Header bidding may have its drawbacks, but for now it’s driving big revenue gains for publishers. The Telegraph began using header bidding for all its inventory nine months ago and claims programmatic revenues are now 70 percent higher than what they were this time last year as a direct result.

The British newspaper is on a mission to get all its digital inventory into a unified auction, where direct-sold campaigns can compete with programmatic, across display, native, and in time, video. It has vetted partners that can bring quality demand to its wrapper and a month ago signed up Criteo’s new client-side header-bidding product, Direct Bidder.

The goal: Bring as much quality (and unique) demand to its auction as possible, and in time, introduce a server-side solution that can fit alongside in a hybrid model. “We’re keen to try server-side, and we’ll test that as soon as it’s fully available. Last year was the story of everyone moving to header bidding; this year it’ll be getting the right mix of client- and server-side solutions,” said Paul de la Nougerede, director of programmatic at The Telegraph.

Header bidding is still dogged by page-latency concerns, with publishers fearing that piling on more demand partners will slow page loads. The Telegraph has obsessed over this, closely watching how long it takes different partners to respond, and creating custom metrics that monitor ad rendering and page loads as each partner is brought in. “We’re in pretty good control of [latency],” said de la Nougerede. If page loads begin to drag at any time, the publisher will push hard into server-side, he added.

Header bidding became popular as a workaround to the standard waterfall approach led by Google and as a way of granting publishers stricter control and visibility of their bid trains. Criteo is pitching its new product as one that gives publishers direct sight of every bid Criteo passes through the header. That differs from the typical supply-side platform, which usually just shows the winning bid. “It’s important for publishers to understand the bid landscape. With SSPs, publishers can only see a handful of the bids,” said Marc Grabowski, Criteo’s executive vice president of global supply and business development.

“Having more control is definitely one of the drivers for us, though we haven’t 100 percent cracked it yet. We’re on that journey,” de la Nougerede said. The control it has gained so far is helping open routes to new commercial opportunities in programmatic.

Understanding who is losing bids is becoming just as important as who wins for publishers. Publishers want to see whether an advertiser is repeatedly bidding on its inventory and narrowly losing the bid. The aim is to be able to approach that advertiser with smart commercial packages informed by data the publisher can pull from its wrapper.

“Rather than it just being: Here is our inventory; take what you want, it’s more about how we do we use that data to power the direct side. Those direct partnerships are still very important in a programmatic world,” said de la Nougerede.

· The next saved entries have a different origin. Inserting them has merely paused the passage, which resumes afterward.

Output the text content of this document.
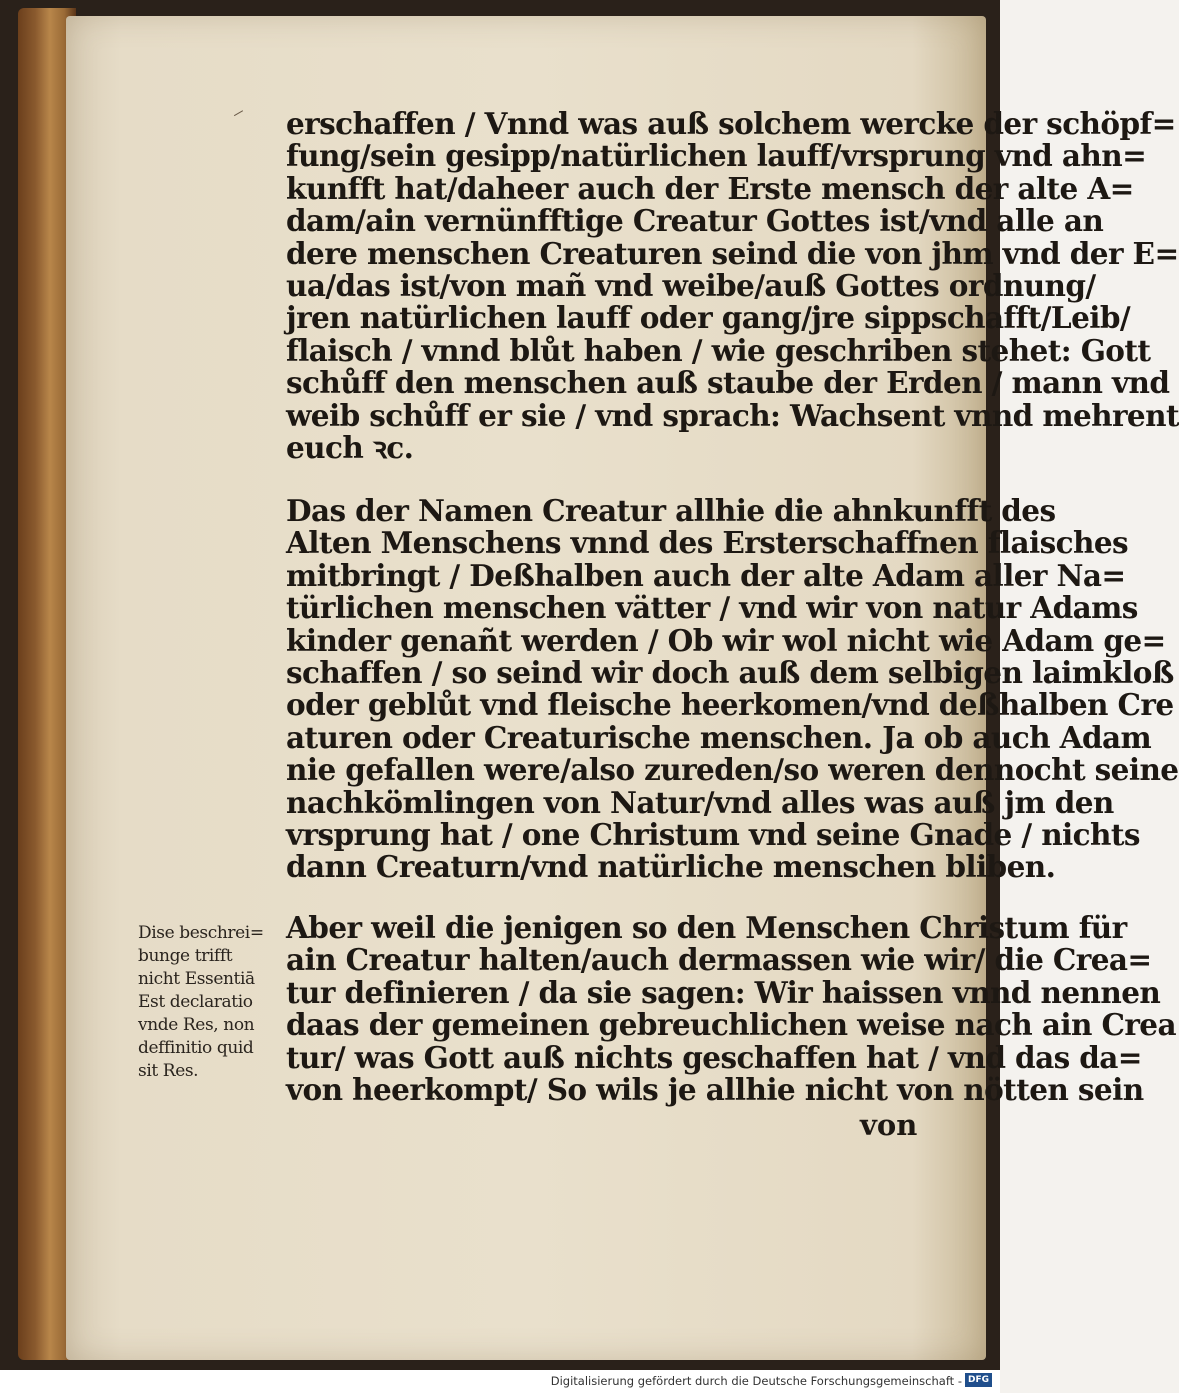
erschaffen / Vnnd was auß solchem wercke der schöpf=
fung/sein gesipp/natürlichen lauff/vrsprung vnd ahn=
kunfft hat/daheer auch der Erste mensch der alte A=
dam/ain vernünfftige Creatur Gottes ist/vnd alle an
dere menschen Creaturen seind die von jhm vnd der E=
ua/das ist/von mañ vnd weibe/auß Gottes ordnung/
jren natürlichen lauff oder gang/jre sippschafft/Leib/
flaisch / vnnd blůt haben / wie geschriben stehet: Gott
schůff den menschen auß staube der Erden / mann vnd
weib schůff er sie / vnd sprach: Wachsent vnnd mehrent
euch ꝛc.
Das der Namen Creatur allhie die ahnkunfft des
Alten Menschens vnnd des Ersterschaffnen flaisches
mitbringt / Deßhalben auch der alte Adam aller Na=
türlichen menschen vätter / vnd wir von natur Adams
kinder genañt werden / Ob wir wol nicht wie Adam ge=
schaffen / so seind wir doch auß dem selbigen laimkloß
oder geblůt vnd fleische heerkomen/vnd deßhalben Cre
aturen oder Creaturische menschen. Ja ob auch Adam
nie gefallen were/also zureden/so weren dennocht seine
nachkömlingen von Natur/vnd alles was auß jm den
vrsprung hat / one Christum vnd seine Gnade / nichts
dann Creaturn/vnd natürliche menschen bliben.
Dise beschrei=
bunge trifft
nicht Essentiā
Est declaratio
vnde Res, non
deffinitio quid
sit Res.
Aber weil die jenigen so den Menschen Christum für
ain Creatur halten/auch dermassen wie wir/ die Crea=
tur definieren / da sie sagen: Wir haissen vnnd nennen
daas der gemeinen gebreuchlichen weise nach ain Crea
tur/ was Gott auß nichts geschaffen hat / vnd das da=
von heerkompt/ So wils je allhie nicht von nötten sein
von
Digitalisierung gefördert durch die Deutsche Forschungsgemeinschaft - DFG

In time, The Telegraph wants to overlay its own data-management platform onto the bid landscape to spotlight the touch points different brands are interested in, so it can match the audiences to those that the DSPs are bidding on. “We’ll be able to see client X is bidding high on a particular segment. We can then go to that client and suggest a client marketplace for them,” he added.

Any more than six demand partners can seriously affect latency, so that means publishers are getting more choosy about who integrates. The tech vendors with the most unique, quality demand will win out. Criteo, which has 15,000 advertisers running through its platform, is among them, according to de la Nougerede.

Since The Telegraph began using the Criteo product a month ago, revenue generated for the publisher via the vendor has doubled, he said. Criteo has rigorously tested the product with 250 publishers since last October and found that their average programmatic revenues have risen from 20 to 40 percent, depending on the size of the publisher.